THURSDAY, July 11 (HealthDay News) -- Although primary care physicians are discussing dietary supplements with patients during outpatient visits, these exchanges happen infrequently, according to research published in the June issue of Patient Education and Counseling.
Derjung M. Tarn, M.D., of the University of California in Los Angeles, and colleagues performed inductive analysis of the content from 1,477 transcripts of audio recordings of office visits to 102 primary care providers in practices in California and diverse settings throughout the United States.
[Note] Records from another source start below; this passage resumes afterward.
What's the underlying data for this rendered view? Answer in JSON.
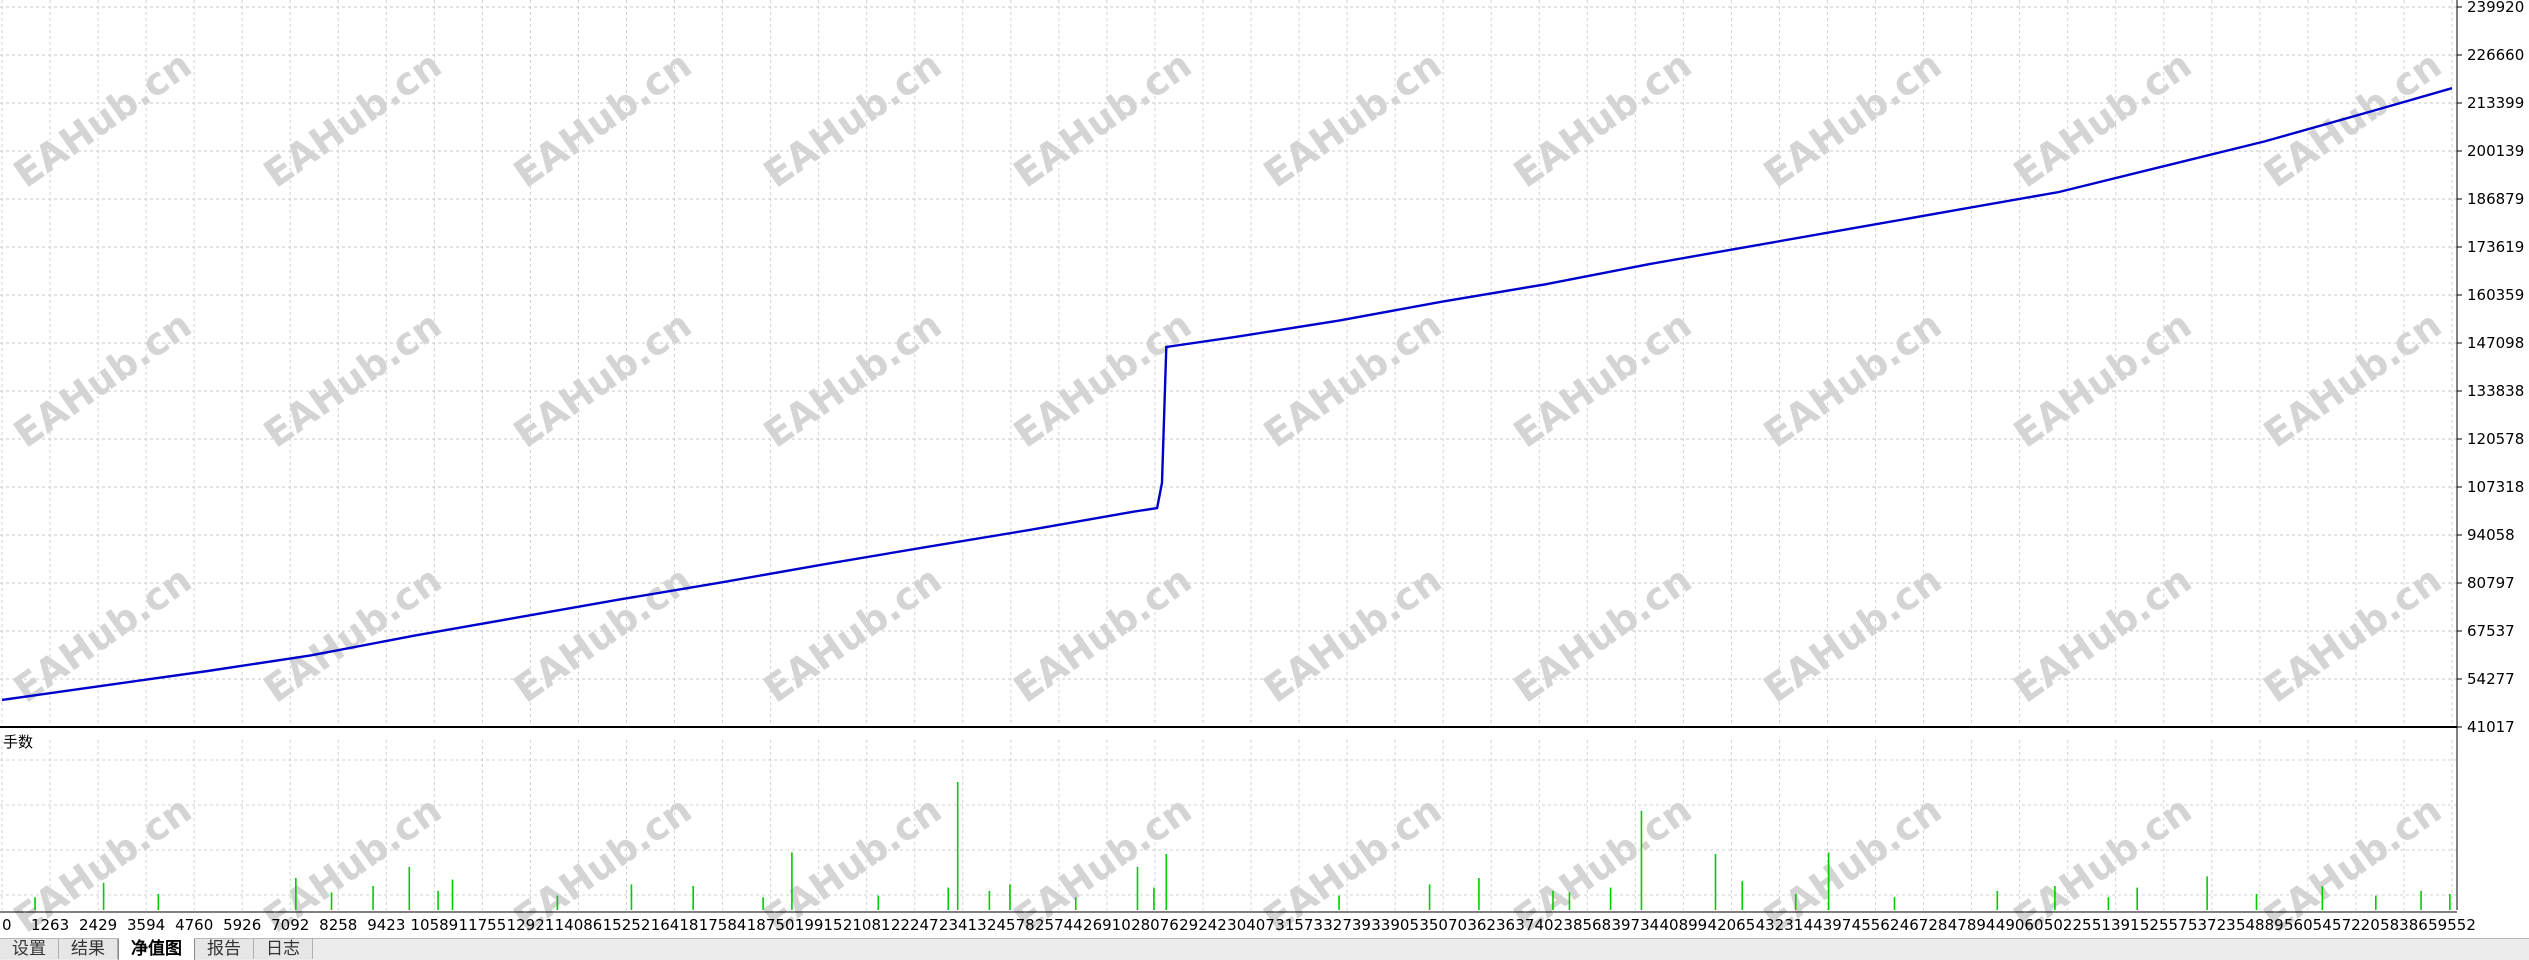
{
  "chart_data": {
    "type": "line",
    "title": "",
    "xlabel": "",
    "ylabel": "",
    "x_tick_labels": [
      "0",
      "1263",
      "2429",
      "3594",
      "4760",
      "5926",
      "7092",
      "8258",
      "9423",
      "10589",
      "11755",
      "12921",
      "14086",
      "15252",
      "16418",
      "17584",
      "18750",
      "19915",
      "21081",
      "22247",
      "23413",
      "24578",
      "25744",
      "26910",
      "28076",
      "29242",
      "30407",
      "31573",
      "32739",
      "33905",
      "35070",
      "36236",
      "37402",
      "38568",
      "39734",
      "40899",
      "42065",
      "43231",
      "44397",
      "45562",
      "46728",
      "47894",
      "49060",
      "50225",
      "51391",
      "52557",
      "53723",
      "54889",
      "56054",
      "57220",
      "58386",
      "59552"
    ],
    "y_tick_labels": [
      "239920",
      "226660",
      "213399",
      "200139",
      "186879",
      "173619",
      "160359",
      "147098",
      "133838",
      "120578",
      "107318",
      "94058",
      "80797",
      "67537",
      "54277",
      "41017"
    ],
    "xlim": [
      0,
      59552
    ],
    "ylim": [
      41017,
      239920
    ],
    "grid": true,
    "series": [
      {
        "color": "#0000cc",
        "x": [
          0,
          2500,
          5000,
          7500,
          10000,
          12500,
          15000,
          17500,
          20000,
          22500,
          25000,
          27500,
          28076,
          28195,
          28300,
          30000,
          32500,
          35000,
          37500,
          40000,
          42500,
          45000,
          47500,
          50000,
          52500,
          55000,
          57500,
          59552
        ],
        "y": [
          48500,
          52500,
          56500,
          60800,
          66200,
          71200,
          76200,
          81000,
          86000,
          90800,
          95500,
          100500,
          101500,
          108500,
          146000,
          148800,
          153300,
          158500,
          163300,
          168800,
          173800,
          178800,
          183800,
          188800,
          195800,
          202800,
          210800,
          217500
        ]
      }
    ],
    "lots_panel": {
      "label": "手数",
      "color": "#00cc00",
      "bars": [
        {
          "x": 804,
          "h": 0.08
        },
        {
          "x": 2470,
          "h": 0.17
        },
        {
          "x": 3800,
          "h": 0.1
        },
        {
          "x": 7142,
          "h": 0.2
        },
        {
          "x": 8010,
          "h": 0.11
        },
        {
          "x": 9020,
          "h": 0.15
        },
        {
          "x": 9900,
          "h": 0.27
        },
        {
          "x": 10600,
          "h": 0.12
        },
        {
          "x": 10950,
          "h": 0.19
        },
        {
          "x": 13500,
          "h": 0.09
        },
        {
          "x": 15300,
          "h": 0.16
        },
        {
          "x": 16800,
          "h": 0.15
        },
        {
          "x": 18500,
          "h": 0.08
        },
        {
          "x": 19200,
          "h": 0.36
        },
        {
          "x": 21300,
          "h": 0.09
        },
        {
          "x": 23000,
          "h": 0.14
        },
        {
          "x": 23230,
          "h": 0.8
        },
        {
          "x": 24000,
          "h": 0.12
        },
        {
          "x": 24500,
          "h": 0.16
        },
        {
          "x": 26100,
          "h": 0.08
        },
        {
          "x": 27600,
          "h": 0.27
        },
        {
          "x": 28000,
          "h": 0.14
        },
        {
          "x": 28300,
          "h": 0.35
        },
        {
          "x": 32500,
          "h": 0.09
        },
        {
          "x": 34700,
          "h": 0.16
        },
        {
          "x": 35900,
          "h": 0.2
        },
        {
          "x": 37700,
          "h": 0.12
        },
        {
          "x": 38100,
          "h": 0.11
        },
        {
          "x": 39100,
          "h": 0.14
        },
        {
          "x": 39850,
          "h": 0.62
        },
        {
          "x": 41650,
          "h": 0.35
        },
        {
          "x": 42300,
          "h": 0.18
        },
        {
          "x": 43600,
          "h": 0.1
        },
        {
          "x": 44400,
          "h": 0.36
        },
        {
          "x": 46000,
          "h": 0.08
        },
        {
          "x": 48500,
          "h": 0.12
        },
        {
          "x": 49900,
          "h": 0.15
        },
        {
          "x": 51200,
          "h": 0.08
        },
        {
          "x": 51900,
          "h": 0.14
        },
        {
          "x": 53600,
          "h": 0.21
        },
        {
          "x": 54800,
          "h": 0.1
        },
        {
          "x": 56400,
          "h": 0.15
        },
        {
          "x": 57700,
          "h": 0.09
        },
        {
          "x": 58800,
          "h": 0.12
        },
        {
          "x": 59500,
          "h": 0.1
        }
      ]
    }
  },
  "watermark": "EAHub.cn",
  "tabs": [
    {
      "label": "设置",
      "active": false
    },
    {
      "label": "结果",
      "active": false
    },
    {
      "label": "净值图",
      "active": true
    },
    {
      "label": "报告",
      "active": false
    },
    {
      "label": "日志",
      "active": false
    }
  ]
}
The researchers found that primary care physicians discussed information about dietary supplements during office visits with 357 patients (24.2 percent of all encounters recorded). For 738 dietary supplements that were discussed, the topics covered included the reason for taking the supplement (46.5 percent), instructions for taking the supplement (28.2 percent), potential risks (17.3 percent), efficacy (16.7 percent), and cost/affordability (4.2 percent). For each supplement, the number of topics discussed of these five averaged 1.13 topics. More topics were covered for non-vitamin, non-mineral supplements (mean, 1.47) than for vitamin, mineral supplements (mean, 0.99).
"This is the first study to look at the actual content of conversations about dietary supplements in a primary care setting," Tarn said in a statement. "The bottom line was that discussions about meaningful topics such as risks, effectiveness, and costs that might inform patient decisions about taking dietary supplements were sparse."